Ainda a tentar recuperar o fôlego numa prova onde deu tudo contra si mesmo (voltamos à história do não ter um verdadeiro rival capaz de colocar desafios neste tipo de momentos), Peaty batia com a mão na água em sinal de tristeza por não ter chegado ao tal recorde mundial, muito por culpa também de uma má saída. Uns minutos depois, quando os outros medalhados (o holandês Arno Kamminga e o italiano Nicolo Martinenghi) já estavam a respirar mais normalmente, Adam Peaty continuava a recuperar. Foi claro que deu tudo mas o tudo não deu em nada a não ser tornar-se o primeiro britânico a defender um título olímpico na natação. E teve de ser por aí que o nadador encontrou uma forma de valorizar a medalha que tinha ao peito sabendo que queria mais.

Como explicava um longo trabalho publicado nos últimos dias pelo Financial Times, Peaty tem um plano para se tornar o melhor de todos os tempos (sendo que os 100 metros mariposa já se podiam chamar só Adam Peaty, tendo em conta que todos os dez melhores resultados de sempre na especialidade e na distância são seus…). É para isso que coloca o seu corpo exposto aos mais complicados desafios, assumindo que acaba por ser quase “viciado” em sofrer para tentar chegar mais alto. É para isso que se despede da namorada e do filho de dez meses todos os dias à exceção de domingo após acordar às 6h30, para ir para a piscina ou para o ginásio. É para isso que ouve rock, hip hop e música de dança a beber café a caminho dos treinos, como se fosse a sua vida. E além disso ainda há os banhos de gelo, a acupuntura ou o cupping. “É um constante ciclo de sofrimento pelo qual tenho de passar porque tenho a obsessão de ser cada vez mais rápido e faço o que puder para isso”, explicou.
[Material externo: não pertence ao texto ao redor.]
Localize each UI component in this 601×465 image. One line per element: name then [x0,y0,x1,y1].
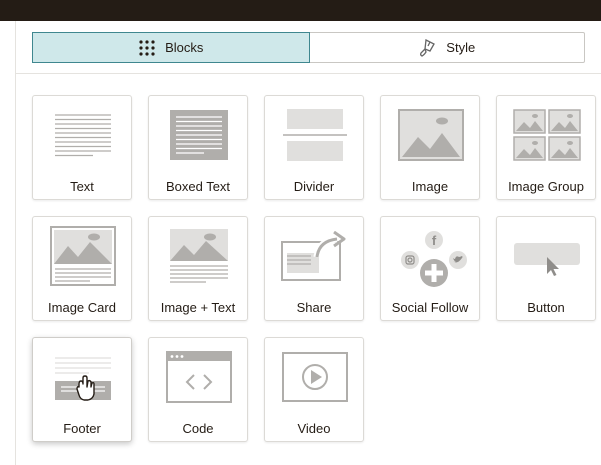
block-image[interactable]: Image [380,95,480,200]
tab-style[interactable]: Style [309,33,585,62]
block-video[interactable]: Video [264,337,364,442]
block-button[interactable]: Button [496,216,596,321]
tab-blocks[interactable]: Blocks [32,32,310,63]
block-social-follow[interactable]: f Social Follow [380,216,480,321]
block-label: Text [70,179,94,194]
block-code[interactable]: Code [148,337,248,442]
block-label: Footer [63,421,101,436]
footer-icon [33,346,133,408]
text-lines-icon [33,104,133,166]
block-label: Button [527,300,565,315]
svg-text:f: f [432,233,437,248]
divider-line [16,73,601,74]
tab-blocks-label: Blocks [165,40,204,55]
tab-style-label: Style [446,40,476,55]
block-share[interactable]: Share [264,216,364,321]
block-label: Share [296,300,332,315]
divider-icon [265,104,365,166]
block-label: Image + Text [160,300,236,315]
image-text-icon [149,225,249,287]
block-image-text[interactable]: Image + Text [148,216,248,321]
block-footer[interactable]: Footer [32,337,132,442]
boxed-text-icon [149,104,249,166]
social-follow-icon: f [381,225,481,287]
block-label: Boxed Text [165,179,231,194]
video-icon [265,346,365,408]
block-label: Image [411,179,449,194]
block-label: Divider [293,179,335,194]
code-icon [149,346,249,408]
image-card-icon [33,225,133,287]
image-icon [381,104,481,166]
block-boxed-text[interactable]: Boxed Text [148,95,248,200]
button-icon [497,225,597,287]
block-label: Social Follow [391,300,469,315]
block-label: Image Group [508,179,584,194]
block-label: Image Card [48,300,116,315]
top-bar [0,0,601,21]
panel-left-border [15,21,16,465]
grid-dots-icon [138,39,156,57]
image-group-icon [497,104,597,166]
block-label: Video [297,421,331,436]
paint-brush-icon [417,38,437,58]
block-image-card[interactable]: Image Card [32,216,132,321]
block-text[interactable]: Text [32,95,132,200]
block-label: Code [182,421,214,436]
share-icon [265,225,365,287]
block-divider[interactable]: Divider [264,95,364,200]
panel-tabs: Blocks Style [32,32,585,63]
block-image-group[interactable]: Image Group [496,95,596,200]
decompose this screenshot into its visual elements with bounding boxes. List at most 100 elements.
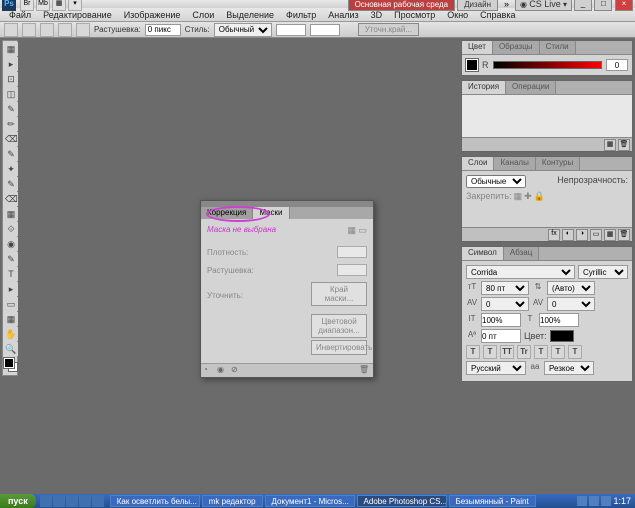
font-style-select[interactable]: Cyrillic	[578, 265, 628, 279]
menu-help[interactable]: Справка	[475, 9, 520, 21]
trash-icon[interactable]: 🗑	[618, 229, 630, 241]
wand-tool[interactable]: ◫	[4, 87, 18, 101]
density-input[interactable]	[337, 246, 367, 258]
menu-filter[interactable]: Фильтр	[281, 9, 321, 21]
brush-tool[interactable]: ✎	[4, 147, 18, 161]
font-size-select[interactable]: 80 пт	[481, 281, 529, 295]
color-range-button[interactable]: Цветовой диапазон...	[311, 314, 367, 338]
tab-color[interactable]: Цвет	[462, 41, 493, 54]
vscale-input[interactable]	[481, 313, 521, 327]
blend-mode-select[interactable]: Обычные	[466, 175, 526, 188]
ql-icon[interactable]	[79, 495, 91, 507]
heal-tool[interactable]: ⌫	[4, 132, 18, 146]
tab-masks[interactable]: Маски	[253, 207, 289, 219]
task-item[interactable]: Безымянный - Paint	[449, 495, 536, 507]
ql-icon[interactable]	[66, 495, 78, 507]
mask-edge-button[interactable]: Край маски...	[311, 282, 367, 306]
tab-actions[interactable]: Операции	[506, 81, 556, 94]
cslive-button[interactable]: ◉ CS Live ▾	[515, 0, 572, 11]
fx-icon[interactable]: fx	[548, 229, 560, 241]
marquee-tool[interactable]: ▸	[4, 57, 18, 71]
group-icon[interactable]: ▭	[590, 229, 602, 241]
pixel-mask-icon[interactable]: ▦ ▭	[347, 225, 367, 242]
task-item[interactable]: Документ1 - Micros...	[265, 495, 355, 507]
zoom-tool[interactable]: 🔍	[4, 342, 18, 356]
menu-window[interactable]: Окно	[442, 9, 473, 21]
sub-button[interactable]: T	[551, 345, 565, 359]
apply-mask-icon[interactable]: ◉	[217, 365, 229, 377]
load-sel-icon[interactable]: ◔	[203, 365, 215, 377]
mask-icon[interactable]: ◐	[562, 229, 574, 241]
ql-icon[interactable]	[92, 495, 104, 507]
selmode-new-icon[interactable]	[22, 23, 36, 37]
menu-analysis[interactable]: Анализ	[323, 9, 363, 21]
menu-layers[interactable]: Слои	[187, 9, 219, 21]
tab-channels[interactable]: Каналы	[494, 157, 535, 170]
feather-input[interactable]	[337, 264, 367, 276]
adj-icon[interactable]: ◑	[576, 229, 588, 241]
leading-select[interactable]: (Авто)	[547, 281, 595, 295]
blur-tool[interactable]: ⟐	[4, 222, 18, 236]
hand-tool[interactable]: ✋	[4, 327, 18, 341]
width-input[interactable]	[276, 24, 306, 36]
smallcaps-button[interactable]: Tr	[517, 345, 531, 359]
clock[interactable]: 1:17	[613, 496, 631, 506]
lasso-tool[interactable]: ⊡	[4, 72, 18, 86]
gradient-tool[interactable]: ▦	[4, 207, 18, 221]
menu-select[interactable]: Выделение	[221, 9, 279, 21]
color-slider-bar[interactable]	[493, 61, 603, 69]
refine-edge-button[interactable]: Уточн.край...	[358, 23, 419, 36]
tray-icon[interactable]	[589, 496, 599, 506]
selmode-int-icon[interactable]	[76, 23, 90, 37]
task-item[interactable]: mk редактор	[202, 495, 263, 507]
minimize-button[interactable]: _	[574, 0, 592, 11]
font-family-select[interactable]: Corrida	[466, 265, 575, 279]
task-item[interactable]: Как осветлить белы...	[110, 495, 200, 507]
current-tool-icon[interactable]	[4, 23, 18, 37]
italic-button[interactable]: T	[483, 345, 497, 359]
tray-icon[interactable]	[577, 496, 587, 506]
hist-new-icon[interactable]: ▦	[604, 139, 616, 151]
menu-3d[interactable]: 3D	[366, 9, 388, 21]
bold-button[interactable]: T	[466, 345, 480, 359]
feather-input[interactable]	[145, 24, 181, 36]
tracking-select[interactable]: 0	[547, 297, 595, 311]
pen-tool[interactable]: ✎	[4, 252, 18, 266]
lang-select[interactable]: Русский	[466, 361, 526, 375]
hscale-input[interactable]	[539, 313, 579, 327]
dodge-tool[interactable]: ◉	[4, 237, 18, 251]
height-input[interactable]	[310, 24, 340, 36]
strike-button[interactable]: T	[568, 345, 582, 359]
eraser-tool[interactable]: ⌫	[4, 192, 18, 206]
fg-color[interactable]	[4, 358, 14, 368]
baseline-input[interactable]	[481, 329, 521, 343]
menu-image[interactable]: Изображение	[119, 9, 186, 21]
stamp-tool[interactable]: ✦	[4, 162, 18, 176]
lock-pos-icon[interactable]: ✚	[524, 191, 532, 202]
kerning-select[interactable]: 0	[481, 297, 529, 311]
menu-view[interactable]: Просмотр	[389, 9, 440, 21]
shape-tool[interactable]: ▭	[4, 297, 18, 311]
ql-icon[interactable]	[40, 495, 52, 507]
tab-paths[interactable]: Контуры	[536, 157, 580, 170]
tray-icon[interactable]	[601, 496, 611, 506]
start-button[interactable]: пуск	[0, 494, 36, 508]
menu-edit[interactable]: Редактирование	[38, 9, 117, 21]
text-color-swatch[interactable]	[550, 330, 574, 342]
invert-button[interactable]: Инвертировать	[311, 340, 367, 355]
tab-layers[interactable]: Слои	[462, 157, 494, 170]
tab-swatches[interactable]: Образцы	[493, 41, 540, 54]
selmode-add-icon[interactable]	[40, 23, 54, 37]
aa-select[interactable]: Резкое	[544, 361, 594, 375]
history-brush-tool[interactable]: ✎	[4, 177, 18, 191]
crop-tool[interactable]: ✎	[4, 102, 18, 116]
color-value-input[interactable]	[606, 59, 628, 71]
3d-tool[interactable]: ▦	[4, 312, 18, 326]
trash-icon[interactable]: 🗑	[359, 365, 371, 377]
tab-paragraph[interactable]: Абзац	[504, 247, 539, 260]
tab-styles[interactable]: Стили	[540, 41, 576, 54]
type-tool[interactable]: T	[4, 267, 18, 281]
path-tool[interactable]: ▸	[4, 282, 18, 296]
move-tool[interactable]: ▦	[4, 42, 18, 56]
maximize-button[interactable]: □	[594, 0, 612, 11]
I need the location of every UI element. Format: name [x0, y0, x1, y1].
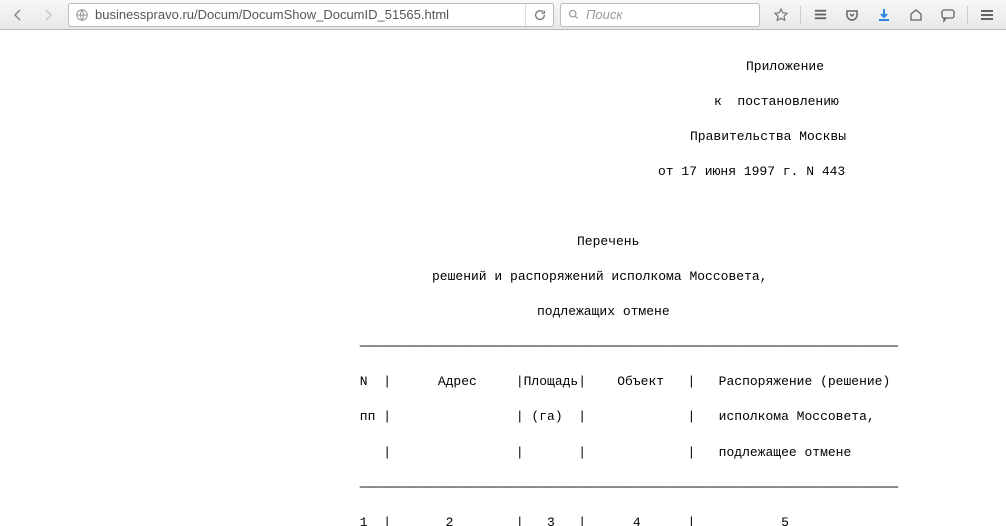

Mesmo sem nunca ter perdido nos últimos sete anos em grandes competições (Jogos, Mundiais e Europeus), as derrotas nos Jogos da Commonwealth em 2018 colocaram-lhe problemas que hoje o próprio consegue assumir. “Pensava ‘Se sou o melhor do mundo, porque razão estou a perder?’. Essa dúvida deixa-te assustado. Estava a ser mau, a empurrar as pessoas. Não estava a ser eu mesmo, não estava a ser positivo e não estava no estado ideal em termos mentais. Adoro carros rápidos e de andar com os meus amigos mas depois perguntei a mim mesmo ‘Para quê?’. Já não estava a ter prazer nas coisas, o álcool também me levou a um ponto mais baixo devido ao seu efeito depressivo mas consegui ver a luz ao fundo do túnel”, admitiu sobre essa fase. Depois, já em 2020, foi pai. Agora, em 2021, fez história pela Grã-Bretanha. Aos 26 anos, até onde conseguirá ir Adam Peaty?